On May 21, 2019, at a distance of 7 billion light years away, our tow wave detectors were devastated by the biggest disaster yet. From an examination of the signal, astronomers concluded that they were discovered as a result of two black holes breaking together, with inward pressures at 66 and 85 times the mass of the sun.
But what if it was something else? A new study offers a different interpretation of the event. It is possible, according to an international team of astronomers, that the two were not black holes at all, but mysterious, theoretical objects called boson stars – which could be made up of these candidates. -accessible for dark matter.
The traction wave event, known as GW 190521, was a remarkable discovery. The result of the union of the two would have been a black hole at about 142 times the mass of the sun – within the intermediate mass range a black hole has never been found before, to the the high mass gap is called the black hole.
That was nice, but there was a big puzzle – the black hole of 85 sunsets said to have been involved in the crash. According to our models, black holes over about 65 masses of sunlight cannot come from a single star, like large stellar black holes.
That’s because the supernatural stars that would produce a black hole in this mass range are so large that their supernovae – known as pair instability supernovae – should completely destroy the stellar heart. , leaving nothing behind that could fall into a black hole.
While our understanding of the formation of ‘twin’ stars does not allow pairs of stellar black holes to be close enough to fit together, the definition of two smaller black holes does seem to coincide. . But if we go with the data alone, another model will respond even better.
The black hole between two smaller black holes may have been the result of an earlier union, the black hole being the result of an earlier union between two smaller black holes. Led by Juan Calderón Bustillo of the Galician Institute of High Energy Physics in Spain, the research team has proven that boson stars would be a perfect match for the numbers.
“Our results show that both scenarios are almost recognizable because of the data, although the exotic boson star hypothesis is slightly better,” said astronomer José Font of the University of Valencia, Spain.
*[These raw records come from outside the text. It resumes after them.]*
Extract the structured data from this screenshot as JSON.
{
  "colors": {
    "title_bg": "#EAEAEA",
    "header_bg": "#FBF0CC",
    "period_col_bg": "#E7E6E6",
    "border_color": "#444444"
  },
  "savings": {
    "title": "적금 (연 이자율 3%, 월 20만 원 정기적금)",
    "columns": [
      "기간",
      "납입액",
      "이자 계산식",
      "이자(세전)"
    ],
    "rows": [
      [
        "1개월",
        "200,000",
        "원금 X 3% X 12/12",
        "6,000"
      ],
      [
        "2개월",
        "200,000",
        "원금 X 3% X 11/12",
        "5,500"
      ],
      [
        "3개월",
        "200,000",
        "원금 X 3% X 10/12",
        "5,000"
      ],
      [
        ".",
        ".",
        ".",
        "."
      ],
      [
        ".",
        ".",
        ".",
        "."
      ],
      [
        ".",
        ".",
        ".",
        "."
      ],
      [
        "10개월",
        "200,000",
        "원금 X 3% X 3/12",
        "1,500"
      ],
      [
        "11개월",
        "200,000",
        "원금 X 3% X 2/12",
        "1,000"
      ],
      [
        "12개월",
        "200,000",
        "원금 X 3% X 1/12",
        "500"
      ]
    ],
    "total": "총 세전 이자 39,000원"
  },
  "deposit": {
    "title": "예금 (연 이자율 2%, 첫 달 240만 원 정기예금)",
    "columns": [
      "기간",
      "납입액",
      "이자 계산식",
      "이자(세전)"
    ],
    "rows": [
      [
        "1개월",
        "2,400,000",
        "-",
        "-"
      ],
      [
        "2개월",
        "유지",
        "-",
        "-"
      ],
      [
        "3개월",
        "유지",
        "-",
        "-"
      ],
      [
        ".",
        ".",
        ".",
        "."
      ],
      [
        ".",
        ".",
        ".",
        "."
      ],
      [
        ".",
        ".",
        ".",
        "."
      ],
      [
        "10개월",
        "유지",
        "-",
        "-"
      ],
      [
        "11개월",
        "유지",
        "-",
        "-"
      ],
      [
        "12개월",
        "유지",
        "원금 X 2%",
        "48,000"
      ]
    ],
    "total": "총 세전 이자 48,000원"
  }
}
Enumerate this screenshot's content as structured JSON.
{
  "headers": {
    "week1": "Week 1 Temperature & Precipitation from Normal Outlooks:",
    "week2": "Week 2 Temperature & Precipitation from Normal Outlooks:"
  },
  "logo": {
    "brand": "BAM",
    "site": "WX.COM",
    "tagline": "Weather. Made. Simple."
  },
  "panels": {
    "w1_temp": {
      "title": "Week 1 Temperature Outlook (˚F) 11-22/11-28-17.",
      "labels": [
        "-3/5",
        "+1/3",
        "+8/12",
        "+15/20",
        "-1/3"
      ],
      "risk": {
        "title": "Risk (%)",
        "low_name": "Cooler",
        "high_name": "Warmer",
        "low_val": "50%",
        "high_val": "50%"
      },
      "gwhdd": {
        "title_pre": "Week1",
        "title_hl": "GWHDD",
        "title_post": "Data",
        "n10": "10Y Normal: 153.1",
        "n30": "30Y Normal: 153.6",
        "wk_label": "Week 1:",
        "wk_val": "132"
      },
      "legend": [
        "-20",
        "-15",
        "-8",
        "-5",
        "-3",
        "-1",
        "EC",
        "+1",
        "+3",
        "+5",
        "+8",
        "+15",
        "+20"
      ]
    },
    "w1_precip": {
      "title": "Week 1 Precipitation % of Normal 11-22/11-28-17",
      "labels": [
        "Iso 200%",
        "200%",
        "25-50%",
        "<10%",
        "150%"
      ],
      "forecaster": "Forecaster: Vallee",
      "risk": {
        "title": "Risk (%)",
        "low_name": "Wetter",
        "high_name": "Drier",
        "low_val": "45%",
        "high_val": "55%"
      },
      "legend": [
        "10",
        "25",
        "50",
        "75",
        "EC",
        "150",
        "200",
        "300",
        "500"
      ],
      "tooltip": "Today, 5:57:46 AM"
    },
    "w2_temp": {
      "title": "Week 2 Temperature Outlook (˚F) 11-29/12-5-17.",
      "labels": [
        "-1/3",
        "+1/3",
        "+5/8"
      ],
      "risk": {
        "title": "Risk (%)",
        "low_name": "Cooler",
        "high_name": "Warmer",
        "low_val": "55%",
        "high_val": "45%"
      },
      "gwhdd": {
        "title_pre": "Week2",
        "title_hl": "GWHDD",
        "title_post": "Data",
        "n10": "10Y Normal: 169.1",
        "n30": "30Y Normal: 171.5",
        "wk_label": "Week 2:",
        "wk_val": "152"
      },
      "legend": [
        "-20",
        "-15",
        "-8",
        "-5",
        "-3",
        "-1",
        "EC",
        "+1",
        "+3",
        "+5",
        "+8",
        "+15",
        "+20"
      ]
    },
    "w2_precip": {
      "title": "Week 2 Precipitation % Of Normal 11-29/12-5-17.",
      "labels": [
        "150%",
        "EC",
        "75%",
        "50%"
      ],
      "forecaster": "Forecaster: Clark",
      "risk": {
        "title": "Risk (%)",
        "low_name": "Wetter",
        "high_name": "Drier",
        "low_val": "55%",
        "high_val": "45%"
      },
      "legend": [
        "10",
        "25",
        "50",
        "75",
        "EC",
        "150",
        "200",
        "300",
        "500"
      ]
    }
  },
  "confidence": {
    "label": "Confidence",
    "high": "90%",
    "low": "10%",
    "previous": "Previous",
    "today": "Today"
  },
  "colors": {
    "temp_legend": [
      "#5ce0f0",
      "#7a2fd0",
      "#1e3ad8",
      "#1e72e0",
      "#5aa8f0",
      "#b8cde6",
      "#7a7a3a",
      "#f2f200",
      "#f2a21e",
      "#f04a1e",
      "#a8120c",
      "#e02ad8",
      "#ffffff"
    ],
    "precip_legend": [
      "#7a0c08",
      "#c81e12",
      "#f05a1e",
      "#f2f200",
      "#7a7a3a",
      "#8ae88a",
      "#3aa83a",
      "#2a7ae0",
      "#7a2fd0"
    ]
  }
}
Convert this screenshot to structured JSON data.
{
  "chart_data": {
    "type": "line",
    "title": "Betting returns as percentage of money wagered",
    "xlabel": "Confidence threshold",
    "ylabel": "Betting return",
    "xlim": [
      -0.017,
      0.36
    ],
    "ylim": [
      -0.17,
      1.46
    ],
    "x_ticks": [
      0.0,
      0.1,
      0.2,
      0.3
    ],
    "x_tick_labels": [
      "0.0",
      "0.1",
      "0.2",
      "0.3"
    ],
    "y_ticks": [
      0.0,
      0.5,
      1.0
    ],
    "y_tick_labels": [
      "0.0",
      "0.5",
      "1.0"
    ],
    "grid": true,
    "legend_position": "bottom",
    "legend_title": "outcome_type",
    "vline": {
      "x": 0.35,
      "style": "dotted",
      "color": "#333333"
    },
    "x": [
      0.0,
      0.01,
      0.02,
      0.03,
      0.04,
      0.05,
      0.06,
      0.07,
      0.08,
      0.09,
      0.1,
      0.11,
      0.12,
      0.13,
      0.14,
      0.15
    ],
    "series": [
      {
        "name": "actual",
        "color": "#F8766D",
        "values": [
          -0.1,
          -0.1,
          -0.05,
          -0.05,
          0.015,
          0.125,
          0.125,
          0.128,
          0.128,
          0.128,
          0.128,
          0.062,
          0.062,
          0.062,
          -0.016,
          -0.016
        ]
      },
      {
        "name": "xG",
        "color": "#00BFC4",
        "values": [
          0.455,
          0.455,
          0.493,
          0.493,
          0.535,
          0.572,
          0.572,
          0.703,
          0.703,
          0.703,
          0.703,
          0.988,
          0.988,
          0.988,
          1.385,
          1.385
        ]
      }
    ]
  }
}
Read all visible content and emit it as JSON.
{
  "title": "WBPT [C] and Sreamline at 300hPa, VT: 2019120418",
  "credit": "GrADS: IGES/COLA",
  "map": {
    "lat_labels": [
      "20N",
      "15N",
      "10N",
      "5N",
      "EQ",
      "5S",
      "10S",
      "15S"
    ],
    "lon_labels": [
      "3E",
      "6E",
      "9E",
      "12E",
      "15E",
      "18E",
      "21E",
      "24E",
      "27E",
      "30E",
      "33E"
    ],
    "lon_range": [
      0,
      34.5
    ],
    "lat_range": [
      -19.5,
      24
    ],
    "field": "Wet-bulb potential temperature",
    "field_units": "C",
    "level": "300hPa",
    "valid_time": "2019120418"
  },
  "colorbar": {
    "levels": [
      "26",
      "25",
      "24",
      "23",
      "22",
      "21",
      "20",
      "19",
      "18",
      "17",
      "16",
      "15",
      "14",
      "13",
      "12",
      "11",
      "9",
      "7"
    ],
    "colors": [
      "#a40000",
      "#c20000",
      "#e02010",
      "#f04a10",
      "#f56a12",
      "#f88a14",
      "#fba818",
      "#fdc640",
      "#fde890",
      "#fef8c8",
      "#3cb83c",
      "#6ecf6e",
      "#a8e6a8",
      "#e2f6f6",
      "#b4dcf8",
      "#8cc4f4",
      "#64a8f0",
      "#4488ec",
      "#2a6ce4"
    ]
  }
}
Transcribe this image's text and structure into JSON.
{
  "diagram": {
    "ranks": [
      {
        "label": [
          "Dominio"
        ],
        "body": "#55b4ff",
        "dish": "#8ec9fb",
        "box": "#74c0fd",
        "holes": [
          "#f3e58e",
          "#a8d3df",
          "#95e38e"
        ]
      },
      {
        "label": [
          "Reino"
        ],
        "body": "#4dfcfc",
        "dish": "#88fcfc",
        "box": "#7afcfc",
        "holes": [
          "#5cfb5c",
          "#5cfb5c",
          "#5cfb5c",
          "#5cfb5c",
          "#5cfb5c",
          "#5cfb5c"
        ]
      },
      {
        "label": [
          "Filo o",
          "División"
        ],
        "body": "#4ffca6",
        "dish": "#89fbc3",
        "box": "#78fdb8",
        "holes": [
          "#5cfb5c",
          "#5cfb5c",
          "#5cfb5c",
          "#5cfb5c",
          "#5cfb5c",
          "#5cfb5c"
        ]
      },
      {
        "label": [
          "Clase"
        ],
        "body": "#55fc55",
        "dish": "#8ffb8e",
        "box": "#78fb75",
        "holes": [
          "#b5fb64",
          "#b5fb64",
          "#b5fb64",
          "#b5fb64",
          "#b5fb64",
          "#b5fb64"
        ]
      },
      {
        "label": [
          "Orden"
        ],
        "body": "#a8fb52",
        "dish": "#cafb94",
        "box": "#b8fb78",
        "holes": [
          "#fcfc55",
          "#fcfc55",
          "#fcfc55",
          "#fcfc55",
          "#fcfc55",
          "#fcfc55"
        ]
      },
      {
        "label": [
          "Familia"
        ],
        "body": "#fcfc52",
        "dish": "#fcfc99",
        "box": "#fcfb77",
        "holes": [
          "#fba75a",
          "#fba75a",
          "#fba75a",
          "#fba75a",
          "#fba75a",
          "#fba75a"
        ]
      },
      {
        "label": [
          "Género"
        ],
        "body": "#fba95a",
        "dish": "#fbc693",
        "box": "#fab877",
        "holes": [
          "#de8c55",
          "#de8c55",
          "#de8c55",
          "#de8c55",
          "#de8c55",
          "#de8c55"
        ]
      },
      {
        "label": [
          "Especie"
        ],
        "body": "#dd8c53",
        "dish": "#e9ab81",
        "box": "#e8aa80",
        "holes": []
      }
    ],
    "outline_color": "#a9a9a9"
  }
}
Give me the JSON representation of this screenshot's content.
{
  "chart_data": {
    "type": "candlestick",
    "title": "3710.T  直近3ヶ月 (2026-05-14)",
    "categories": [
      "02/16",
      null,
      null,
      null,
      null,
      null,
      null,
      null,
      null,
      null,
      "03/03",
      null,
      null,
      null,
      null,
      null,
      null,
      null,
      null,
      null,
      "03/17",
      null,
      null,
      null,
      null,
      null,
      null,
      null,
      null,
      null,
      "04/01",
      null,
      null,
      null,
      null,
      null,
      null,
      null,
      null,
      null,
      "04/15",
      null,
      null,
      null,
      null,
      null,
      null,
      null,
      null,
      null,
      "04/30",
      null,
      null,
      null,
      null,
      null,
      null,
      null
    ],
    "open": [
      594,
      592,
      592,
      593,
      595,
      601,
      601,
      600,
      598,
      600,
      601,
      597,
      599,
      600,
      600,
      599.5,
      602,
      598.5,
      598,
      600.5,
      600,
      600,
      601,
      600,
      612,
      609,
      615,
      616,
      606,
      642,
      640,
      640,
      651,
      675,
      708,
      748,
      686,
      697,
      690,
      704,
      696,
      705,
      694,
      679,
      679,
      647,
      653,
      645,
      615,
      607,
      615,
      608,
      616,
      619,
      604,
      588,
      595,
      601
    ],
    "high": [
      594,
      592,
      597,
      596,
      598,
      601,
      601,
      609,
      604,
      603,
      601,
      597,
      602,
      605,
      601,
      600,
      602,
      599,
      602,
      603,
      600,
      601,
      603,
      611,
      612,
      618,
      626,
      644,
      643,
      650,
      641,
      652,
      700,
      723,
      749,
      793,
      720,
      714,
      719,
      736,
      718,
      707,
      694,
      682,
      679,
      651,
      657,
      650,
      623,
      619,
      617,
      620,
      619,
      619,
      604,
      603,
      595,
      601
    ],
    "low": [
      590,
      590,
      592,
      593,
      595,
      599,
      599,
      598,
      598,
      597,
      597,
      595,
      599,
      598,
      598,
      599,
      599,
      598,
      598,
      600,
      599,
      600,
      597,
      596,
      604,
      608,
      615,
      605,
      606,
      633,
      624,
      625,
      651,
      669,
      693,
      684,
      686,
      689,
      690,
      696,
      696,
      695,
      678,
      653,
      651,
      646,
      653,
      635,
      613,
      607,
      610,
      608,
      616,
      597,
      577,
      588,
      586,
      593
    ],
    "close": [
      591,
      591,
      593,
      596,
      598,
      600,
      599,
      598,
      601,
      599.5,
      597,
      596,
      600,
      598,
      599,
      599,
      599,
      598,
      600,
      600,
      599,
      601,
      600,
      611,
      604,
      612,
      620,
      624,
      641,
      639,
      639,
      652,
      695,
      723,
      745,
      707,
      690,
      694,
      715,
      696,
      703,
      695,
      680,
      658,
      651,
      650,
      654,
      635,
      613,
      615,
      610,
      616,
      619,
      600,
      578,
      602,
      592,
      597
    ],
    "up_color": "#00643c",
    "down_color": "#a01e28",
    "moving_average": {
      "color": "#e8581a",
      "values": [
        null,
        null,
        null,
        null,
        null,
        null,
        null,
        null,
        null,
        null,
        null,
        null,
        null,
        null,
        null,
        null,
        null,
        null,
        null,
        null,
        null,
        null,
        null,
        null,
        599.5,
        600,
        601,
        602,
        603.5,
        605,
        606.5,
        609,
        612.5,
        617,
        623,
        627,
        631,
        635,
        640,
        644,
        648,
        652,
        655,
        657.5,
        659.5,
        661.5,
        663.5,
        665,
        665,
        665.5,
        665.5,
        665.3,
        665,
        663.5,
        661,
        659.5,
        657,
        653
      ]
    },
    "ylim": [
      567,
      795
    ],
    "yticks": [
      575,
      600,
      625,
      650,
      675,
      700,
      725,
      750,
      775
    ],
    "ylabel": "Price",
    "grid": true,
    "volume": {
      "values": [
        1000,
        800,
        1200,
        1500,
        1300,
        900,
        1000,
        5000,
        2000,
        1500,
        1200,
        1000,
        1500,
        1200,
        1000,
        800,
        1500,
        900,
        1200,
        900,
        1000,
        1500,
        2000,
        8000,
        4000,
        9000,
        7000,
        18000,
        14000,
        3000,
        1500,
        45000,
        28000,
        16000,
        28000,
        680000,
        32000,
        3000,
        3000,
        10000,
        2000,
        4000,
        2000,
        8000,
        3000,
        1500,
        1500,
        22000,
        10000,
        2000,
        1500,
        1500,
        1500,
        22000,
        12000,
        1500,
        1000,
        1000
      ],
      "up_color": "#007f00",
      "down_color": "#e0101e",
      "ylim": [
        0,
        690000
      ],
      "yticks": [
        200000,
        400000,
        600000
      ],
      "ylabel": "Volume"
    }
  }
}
“This is very interesting, because our boson star model, as it is now, is very limited, and subject to major improvements. A more developed model could lead to even more evidence for this situation and will allow us to study the gravitational pre- wave views under the guise of a boson star union. “
At the moment, Boson stars are just theoretical, and have never been discovered before, but astronomers are more interested, especially in finding a dark subject.
They, like black holes, are predictable by general relevance, and can grow to millions of solar masses at a very complex size.
As we have reported before, where stars are usually made up of particles called fermions – protons, neutrons, electrons, the material that is the most substantial part of our Universe – boson stars would be on made up entirely of bosons. These grains – including photons, gluons and the famous Higgs boson – do not follow the same physical rules as fermions.
Fountains are subject to the Pauli principle of prohibition, which means that you cannot have two or more springs with the same quantum states, which include the place in which they sit. But Bosons can be taken over; when they come together, they act as one big wave or subject. We know this, because it was made in a laboratory, producing something called Bose-Einstein condensate.
For boson stars, the particles can be pushed into a space that can be defined by specific values, or points on a scale. With the right type of bosons in the right configurations, this ‘scattered field’ could be in a relatively stable configuration.
Boson stars may look very similar to black holes, except for one feature: they do not have a absorbent surface that would block photons, or an event horizon, so they would appear completely visible. They are basically the tight knots of Bose-Einstein converging in space.
Ironically the innumerable particles that make up such large stars have to be incredibly light, with millions of times less mass than electricity.
Interestingly, this type of ultralight boson would also be a candidate for a dark matter – the unknown, invisible mass that is responsible for all the extra weight that floats around the Universe that we cannot to describe. So the discovery of boson stars would at least slightly address one of the greatest mysteries of the cosmos.
According to the team ‘s calculations, if GW 190521 were a union between two boson stars, the masses and distances would be different, but it would solve the problem of that 85 – degree black hole.
“First of all, we wouldn’t talk about hitting black holes anymore, which eliminates the issue of dealing with a‘ forbidden ’black hole,” Calderón Bustillo said.
“Second, because boson star unions are much weaker, we are finding a distance much closer than the one estimated by LIGO and Virgo. This leads to a much larger mass for the black hole. finally, of about 250 solar masses, so the fact that we’ve seen them form a medium-sized black hole remains true. “
In the team’s situation, when the two stars hit a boson, they created a larger boson star that may have become unstable and fallen into a black hole, so it is impossible to tell the boson star ‘s definition is correct, even if we see it it’s clearly over the revised 1.9 billion-year light speed.
Instead, the analysis provides us with the tools for studying the occurrences of mass waves occurring in the context of boson stars as well as black holes, with the hope of finding answers in the future.
“If it is confirmed by subsequent analysis of this and other gravitational waves,” said astronomer Carlos Herdeiro of the University of Aveiro in Spain, “our result would provide the first speculative evidence for a desired dark subject candidate. a long time ago. “
The research was published in Corporate Review Letters.